由於這個操作系統利用一個大小爲4MB的空間UPAGES來存放所有的頁的PageInfo結構體信息,每個結構體的大小爲8B,所以一共可以存放512K個PageInfo結構體,所以一共可以出現512K個物理頁,每個物理頁大小爲4KB,自然總的物理內存佔2GB。
5. 如果現在的物理內存頁達到最大個數,那麼管理這些內存所需要的額外空間開銷有多少?
這裏不太明白,參考別的答案是,首先需要存放所有的PageInfo,需要4MB,需要存放頁目錄表,kern_pgdir,4KB,還需要存放當前的頁表,大小爲2MB。所以總的開銷就是6MB + 4KB。
6. 回顧entry.S文件中,當分頁機制開啓時,寄存器EIP的值仍舊是一個小的值。

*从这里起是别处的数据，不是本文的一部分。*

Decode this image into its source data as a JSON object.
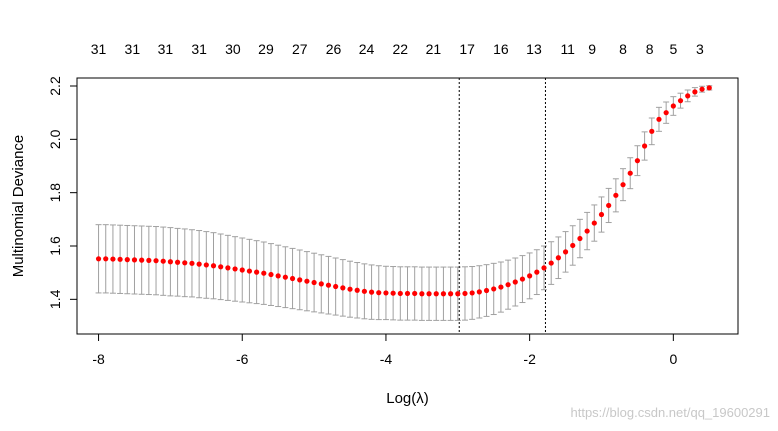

在哪個位置代碼纔開始運行在高於KERNBASE的虛擬地址空間中的?當程序位於開啓分頁之後到運行在KERNBASE之上這之間的時候,EIP的值是小的值,怎麼保證可以把這個值轉換爲真實物理地址的?
在entry.S文件中有一個指令 jmp *%eax,這個指令要完成跳轉,就會重新設置EIP的值,把它設置爲寄存器eax中的值,而這個值是大於KERNBASE的,所以就完成了EIP從小的值到大於KERNBASE的值的轉換。
在entry_pgdir這個頁表中,也把虛擬地址空間[0, 4MB)映射到物理地址空間[0, 4MB)上,所以當訪問位於[0, 4MB)之間的虛擬地址時,可以把它們轉換爲物理地址。
Address Space Layout Alternatives
進程的虛擬地址空間的佈局不是隻有我們討論的這種唯一的情況,我們也可以把內核映射到低地址處。但是JOS之所以要這麼做,是爲了保證x86的向後兼容性。
只要我們能夠仔細設計,雖然很難,但是我們也能設計出來一種內核的佈局方式,使得進程的地址空間就是從0到4GB,無需爲內核預留一部分空間,但是仍然能夠保證,用戶進程不會破壞操作系統的指令,數據。